Using merge of data.table , I get encoding warnings. My process is the same person:
- I am creating the first data table.
- I am updating this data table with
merge .
But when I call merge , I get this warning:
Please ensure that character columns have identical encodings for joins.

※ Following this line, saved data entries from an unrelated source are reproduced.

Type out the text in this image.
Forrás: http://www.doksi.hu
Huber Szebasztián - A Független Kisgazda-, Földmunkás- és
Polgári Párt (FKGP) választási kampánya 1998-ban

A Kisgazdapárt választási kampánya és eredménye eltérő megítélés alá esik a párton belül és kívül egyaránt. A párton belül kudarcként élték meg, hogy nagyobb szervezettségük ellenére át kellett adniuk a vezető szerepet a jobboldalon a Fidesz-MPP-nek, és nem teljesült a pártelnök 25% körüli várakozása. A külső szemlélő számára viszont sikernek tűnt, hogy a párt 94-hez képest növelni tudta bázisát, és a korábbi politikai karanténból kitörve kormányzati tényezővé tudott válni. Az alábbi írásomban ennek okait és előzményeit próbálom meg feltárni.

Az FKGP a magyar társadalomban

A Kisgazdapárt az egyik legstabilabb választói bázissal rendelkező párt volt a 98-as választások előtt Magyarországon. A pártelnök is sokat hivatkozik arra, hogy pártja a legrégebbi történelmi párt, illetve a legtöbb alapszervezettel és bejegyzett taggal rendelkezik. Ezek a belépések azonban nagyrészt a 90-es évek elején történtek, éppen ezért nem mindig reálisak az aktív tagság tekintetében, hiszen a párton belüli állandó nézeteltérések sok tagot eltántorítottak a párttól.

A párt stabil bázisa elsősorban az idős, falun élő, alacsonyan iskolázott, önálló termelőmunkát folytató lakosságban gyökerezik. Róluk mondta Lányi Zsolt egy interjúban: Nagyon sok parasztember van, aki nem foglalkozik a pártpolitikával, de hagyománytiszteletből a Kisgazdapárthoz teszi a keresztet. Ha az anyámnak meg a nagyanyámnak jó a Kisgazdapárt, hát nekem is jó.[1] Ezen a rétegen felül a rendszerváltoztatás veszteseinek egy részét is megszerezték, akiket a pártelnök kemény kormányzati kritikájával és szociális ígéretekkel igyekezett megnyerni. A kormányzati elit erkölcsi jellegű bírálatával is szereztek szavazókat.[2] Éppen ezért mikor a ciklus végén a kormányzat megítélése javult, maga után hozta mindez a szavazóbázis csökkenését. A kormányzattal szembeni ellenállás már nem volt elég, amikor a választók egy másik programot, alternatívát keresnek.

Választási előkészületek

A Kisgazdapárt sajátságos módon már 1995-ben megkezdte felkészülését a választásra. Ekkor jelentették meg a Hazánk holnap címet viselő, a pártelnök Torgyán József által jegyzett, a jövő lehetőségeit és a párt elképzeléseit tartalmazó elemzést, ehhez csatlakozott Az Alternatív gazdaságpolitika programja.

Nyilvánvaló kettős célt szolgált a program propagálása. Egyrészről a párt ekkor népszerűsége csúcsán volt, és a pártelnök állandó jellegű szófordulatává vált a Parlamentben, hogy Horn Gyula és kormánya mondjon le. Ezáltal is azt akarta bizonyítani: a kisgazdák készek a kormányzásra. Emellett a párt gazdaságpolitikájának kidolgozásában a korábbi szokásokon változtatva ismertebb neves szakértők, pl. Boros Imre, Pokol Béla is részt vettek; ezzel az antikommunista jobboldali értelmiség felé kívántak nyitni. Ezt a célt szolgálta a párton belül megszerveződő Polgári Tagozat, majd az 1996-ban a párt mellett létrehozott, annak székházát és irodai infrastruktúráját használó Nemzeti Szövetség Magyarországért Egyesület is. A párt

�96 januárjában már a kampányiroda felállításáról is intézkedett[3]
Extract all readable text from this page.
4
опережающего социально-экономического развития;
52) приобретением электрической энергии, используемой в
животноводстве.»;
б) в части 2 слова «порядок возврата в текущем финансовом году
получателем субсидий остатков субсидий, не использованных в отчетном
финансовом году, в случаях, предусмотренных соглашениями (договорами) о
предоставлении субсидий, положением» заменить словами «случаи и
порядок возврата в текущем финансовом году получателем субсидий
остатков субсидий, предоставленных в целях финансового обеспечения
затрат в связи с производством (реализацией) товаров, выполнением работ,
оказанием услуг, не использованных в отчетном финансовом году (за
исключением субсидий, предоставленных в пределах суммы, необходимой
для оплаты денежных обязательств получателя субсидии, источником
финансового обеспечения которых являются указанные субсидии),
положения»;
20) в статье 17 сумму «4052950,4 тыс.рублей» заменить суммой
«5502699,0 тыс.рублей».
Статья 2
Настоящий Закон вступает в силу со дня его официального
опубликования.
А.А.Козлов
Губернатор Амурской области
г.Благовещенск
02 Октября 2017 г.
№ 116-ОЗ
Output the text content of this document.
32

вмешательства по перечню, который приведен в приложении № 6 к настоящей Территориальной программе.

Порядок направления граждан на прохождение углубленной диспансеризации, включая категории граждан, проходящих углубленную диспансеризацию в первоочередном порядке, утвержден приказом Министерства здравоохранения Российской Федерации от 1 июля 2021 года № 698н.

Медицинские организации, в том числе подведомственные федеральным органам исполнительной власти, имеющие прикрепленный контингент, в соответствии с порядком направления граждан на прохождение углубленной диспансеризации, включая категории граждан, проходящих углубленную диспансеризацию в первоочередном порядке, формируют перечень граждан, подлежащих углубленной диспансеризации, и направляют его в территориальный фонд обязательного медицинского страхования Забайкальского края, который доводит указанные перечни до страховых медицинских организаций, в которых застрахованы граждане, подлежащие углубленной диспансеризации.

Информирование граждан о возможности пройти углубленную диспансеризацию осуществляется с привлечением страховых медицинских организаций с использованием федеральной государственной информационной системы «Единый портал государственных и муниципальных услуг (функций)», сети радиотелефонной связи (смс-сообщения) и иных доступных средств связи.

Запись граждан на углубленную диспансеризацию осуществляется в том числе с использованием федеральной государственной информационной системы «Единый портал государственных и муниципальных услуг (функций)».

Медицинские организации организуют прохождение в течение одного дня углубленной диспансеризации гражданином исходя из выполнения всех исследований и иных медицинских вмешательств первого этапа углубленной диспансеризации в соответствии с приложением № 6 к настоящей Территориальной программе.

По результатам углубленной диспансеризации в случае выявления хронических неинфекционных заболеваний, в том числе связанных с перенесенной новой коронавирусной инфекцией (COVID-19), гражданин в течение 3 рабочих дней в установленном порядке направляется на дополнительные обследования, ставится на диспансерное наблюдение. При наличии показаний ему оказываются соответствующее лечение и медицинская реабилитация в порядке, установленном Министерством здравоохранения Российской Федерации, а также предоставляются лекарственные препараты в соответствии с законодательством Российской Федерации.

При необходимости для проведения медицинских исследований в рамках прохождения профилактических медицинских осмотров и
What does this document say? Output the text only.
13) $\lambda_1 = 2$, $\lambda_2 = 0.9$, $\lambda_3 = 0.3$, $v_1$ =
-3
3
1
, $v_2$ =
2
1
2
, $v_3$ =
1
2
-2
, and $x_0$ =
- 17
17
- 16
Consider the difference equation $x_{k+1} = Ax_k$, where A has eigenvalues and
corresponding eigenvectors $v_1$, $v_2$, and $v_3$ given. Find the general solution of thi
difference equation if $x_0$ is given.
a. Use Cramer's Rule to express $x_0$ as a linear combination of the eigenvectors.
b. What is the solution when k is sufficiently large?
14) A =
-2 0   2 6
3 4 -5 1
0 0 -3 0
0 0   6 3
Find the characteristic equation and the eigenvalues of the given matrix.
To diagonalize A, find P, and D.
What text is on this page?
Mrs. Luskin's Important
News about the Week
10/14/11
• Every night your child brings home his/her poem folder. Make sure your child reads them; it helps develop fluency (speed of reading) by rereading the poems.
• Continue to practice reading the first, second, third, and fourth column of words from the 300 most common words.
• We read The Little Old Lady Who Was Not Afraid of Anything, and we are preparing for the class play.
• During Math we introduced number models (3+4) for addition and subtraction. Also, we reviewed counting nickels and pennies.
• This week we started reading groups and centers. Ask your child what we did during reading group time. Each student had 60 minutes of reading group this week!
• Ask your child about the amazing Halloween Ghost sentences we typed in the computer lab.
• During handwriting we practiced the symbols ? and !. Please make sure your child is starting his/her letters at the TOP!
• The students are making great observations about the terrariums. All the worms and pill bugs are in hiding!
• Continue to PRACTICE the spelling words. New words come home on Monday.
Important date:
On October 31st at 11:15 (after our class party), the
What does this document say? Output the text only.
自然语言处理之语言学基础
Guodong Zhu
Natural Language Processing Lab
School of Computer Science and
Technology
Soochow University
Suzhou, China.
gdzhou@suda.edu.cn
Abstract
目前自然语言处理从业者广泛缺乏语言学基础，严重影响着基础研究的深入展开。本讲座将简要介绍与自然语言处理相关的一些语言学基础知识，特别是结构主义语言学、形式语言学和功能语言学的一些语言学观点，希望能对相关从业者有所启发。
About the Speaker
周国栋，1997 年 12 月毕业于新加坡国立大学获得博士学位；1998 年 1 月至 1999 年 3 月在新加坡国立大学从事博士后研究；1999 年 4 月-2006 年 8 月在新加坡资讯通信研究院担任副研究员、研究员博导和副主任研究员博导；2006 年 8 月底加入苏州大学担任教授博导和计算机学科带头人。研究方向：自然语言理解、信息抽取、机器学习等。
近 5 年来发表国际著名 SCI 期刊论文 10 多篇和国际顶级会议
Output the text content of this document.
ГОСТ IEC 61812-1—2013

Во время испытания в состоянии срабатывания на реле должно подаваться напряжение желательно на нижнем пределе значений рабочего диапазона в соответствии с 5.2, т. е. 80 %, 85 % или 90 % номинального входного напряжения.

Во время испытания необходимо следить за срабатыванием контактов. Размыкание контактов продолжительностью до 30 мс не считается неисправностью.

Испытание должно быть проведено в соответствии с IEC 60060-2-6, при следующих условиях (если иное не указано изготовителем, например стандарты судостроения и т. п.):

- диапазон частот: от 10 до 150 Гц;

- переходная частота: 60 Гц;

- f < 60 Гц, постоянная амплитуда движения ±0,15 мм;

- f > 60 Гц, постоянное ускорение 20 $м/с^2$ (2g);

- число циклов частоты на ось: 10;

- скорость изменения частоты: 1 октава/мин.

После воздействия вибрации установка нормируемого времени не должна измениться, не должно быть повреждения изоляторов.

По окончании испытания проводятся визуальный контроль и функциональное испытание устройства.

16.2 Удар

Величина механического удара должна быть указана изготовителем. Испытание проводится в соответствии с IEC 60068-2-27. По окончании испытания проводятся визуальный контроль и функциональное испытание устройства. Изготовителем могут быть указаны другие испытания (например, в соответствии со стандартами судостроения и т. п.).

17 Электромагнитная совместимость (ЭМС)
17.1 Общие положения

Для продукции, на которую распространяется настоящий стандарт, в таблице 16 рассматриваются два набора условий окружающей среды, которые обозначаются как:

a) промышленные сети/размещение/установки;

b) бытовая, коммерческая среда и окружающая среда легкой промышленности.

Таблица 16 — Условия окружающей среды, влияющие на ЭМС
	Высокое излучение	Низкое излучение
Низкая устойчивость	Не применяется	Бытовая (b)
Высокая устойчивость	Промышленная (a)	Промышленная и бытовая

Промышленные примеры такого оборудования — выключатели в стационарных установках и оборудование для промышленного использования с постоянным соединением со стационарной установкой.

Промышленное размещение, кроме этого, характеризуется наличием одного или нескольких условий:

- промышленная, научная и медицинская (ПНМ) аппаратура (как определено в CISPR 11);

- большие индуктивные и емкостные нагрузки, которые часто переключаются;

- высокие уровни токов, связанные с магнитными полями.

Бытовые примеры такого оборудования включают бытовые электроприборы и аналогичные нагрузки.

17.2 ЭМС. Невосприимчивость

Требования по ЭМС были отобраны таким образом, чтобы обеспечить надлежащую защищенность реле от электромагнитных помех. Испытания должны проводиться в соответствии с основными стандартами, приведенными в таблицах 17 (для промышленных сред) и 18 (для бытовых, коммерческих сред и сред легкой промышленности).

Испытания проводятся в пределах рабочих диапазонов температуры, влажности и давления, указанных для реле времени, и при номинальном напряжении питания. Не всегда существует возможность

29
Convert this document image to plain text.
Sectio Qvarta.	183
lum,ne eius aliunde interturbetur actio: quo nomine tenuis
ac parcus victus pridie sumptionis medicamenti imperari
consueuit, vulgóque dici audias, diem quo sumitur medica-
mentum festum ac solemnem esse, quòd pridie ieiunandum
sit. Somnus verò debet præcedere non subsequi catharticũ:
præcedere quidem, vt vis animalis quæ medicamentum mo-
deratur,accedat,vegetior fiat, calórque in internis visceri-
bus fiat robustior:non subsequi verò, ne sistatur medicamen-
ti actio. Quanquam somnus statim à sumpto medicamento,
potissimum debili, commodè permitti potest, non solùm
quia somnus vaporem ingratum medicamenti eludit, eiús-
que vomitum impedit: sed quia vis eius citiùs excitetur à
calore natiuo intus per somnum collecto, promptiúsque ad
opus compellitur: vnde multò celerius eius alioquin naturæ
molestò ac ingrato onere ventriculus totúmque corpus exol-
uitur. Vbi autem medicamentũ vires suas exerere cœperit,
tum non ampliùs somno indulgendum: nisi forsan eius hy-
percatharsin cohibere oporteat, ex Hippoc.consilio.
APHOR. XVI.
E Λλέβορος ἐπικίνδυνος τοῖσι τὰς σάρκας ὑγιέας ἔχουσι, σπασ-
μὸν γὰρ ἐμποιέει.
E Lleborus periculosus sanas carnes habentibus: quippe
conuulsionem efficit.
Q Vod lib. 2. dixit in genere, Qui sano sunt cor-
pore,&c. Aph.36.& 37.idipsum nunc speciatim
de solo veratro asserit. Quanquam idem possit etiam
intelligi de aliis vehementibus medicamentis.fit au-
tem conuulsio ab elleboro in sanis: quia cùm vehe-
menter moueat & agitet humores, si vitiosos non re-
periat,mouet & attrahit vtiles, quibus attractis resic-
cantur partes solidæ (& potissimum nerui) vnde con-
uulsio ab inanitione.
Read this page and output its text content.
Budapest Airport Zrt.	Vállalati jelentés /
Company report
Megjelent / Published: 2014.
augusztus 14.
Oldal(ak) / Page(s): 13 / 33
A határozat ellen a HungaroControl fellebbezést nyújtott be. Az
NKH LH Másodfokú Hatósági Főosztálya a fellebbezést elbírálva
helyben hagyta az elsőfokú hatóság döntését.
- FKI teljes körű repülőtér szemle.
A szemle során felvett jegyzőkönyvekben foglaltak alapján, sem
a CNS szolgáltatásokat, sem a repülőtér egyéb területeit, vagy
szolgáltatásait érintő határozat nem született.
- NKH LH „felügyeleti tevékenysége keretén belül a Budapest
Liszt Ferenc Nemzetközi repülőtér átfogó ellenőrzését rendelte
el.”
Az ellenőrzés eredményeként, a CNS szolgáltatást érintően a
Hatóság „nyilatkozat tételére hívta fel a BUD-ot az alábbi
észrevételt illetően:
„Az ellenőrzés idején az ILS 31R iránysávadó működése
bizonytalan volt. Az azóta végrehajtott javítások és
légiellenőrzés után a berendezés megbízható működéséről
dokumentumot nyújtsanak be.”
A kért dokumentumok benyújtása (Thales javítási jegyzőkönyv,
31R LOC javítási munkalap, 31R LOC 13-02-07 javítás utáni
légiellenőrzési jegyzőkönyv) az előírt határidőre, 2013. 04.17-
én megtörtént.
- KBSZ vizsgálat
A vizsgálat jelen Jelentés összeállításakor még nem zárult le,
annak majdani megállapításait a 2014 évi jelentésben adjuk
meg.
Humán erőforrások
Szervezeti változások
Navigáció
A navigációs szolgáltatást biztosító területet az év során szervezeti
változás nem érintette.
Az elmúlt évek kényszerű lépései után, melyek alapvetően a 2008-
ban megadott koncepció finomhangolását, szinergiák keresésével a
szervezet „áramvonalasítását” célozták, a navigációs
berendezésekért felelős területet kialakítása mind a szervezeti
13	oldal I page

How can I determine the data table of the encoding used? I know that I can remove the warning using suppressWarnings , but I prefer to fix it, because in my own way.
Playback:
library(data.table) options(stringsAsFactors=FALSE) dt = data.table(text=c('é','à','s'), title='agstudy',hrefs='a') setkeyv(dt,names(dt)) dt.new = data.table(text=c('é','à','h','a'), hrefs=c(rep('a',2),rep('aa',2)), title=c(rep('agstudy',2),rep('new',2))) setkeyv(dt.new,names(dt.new)) merge(dt.new,dt,all=TRUE) Warning messages: 1: In `[.data.table`(y, xkey, nomatch = ifelse(all.x, NA, 0), allow.cartesian = allow.cartesian) : Encoding of character column 'text' in X is different from column 'text' in Y in join X[Y]. Joins are not implemented yet for non-identical character encodings and therefore likely to contain unexpected results for those entries. Please ensure that character columns have identical encodings for joins.
EDIT add session information:
sessionInfo() R version 3.0.2 (2013-09-25) Platform: x86_64-w64-mingw32/x64 (64-bit) [1] data.table_1.8.11
EDIT2 add context
My data.table is created after some curettage, where I set the encoding to UTF-8 using htmlParse (..., encoding = 'UTF-8'), then I create the data table using cleared text.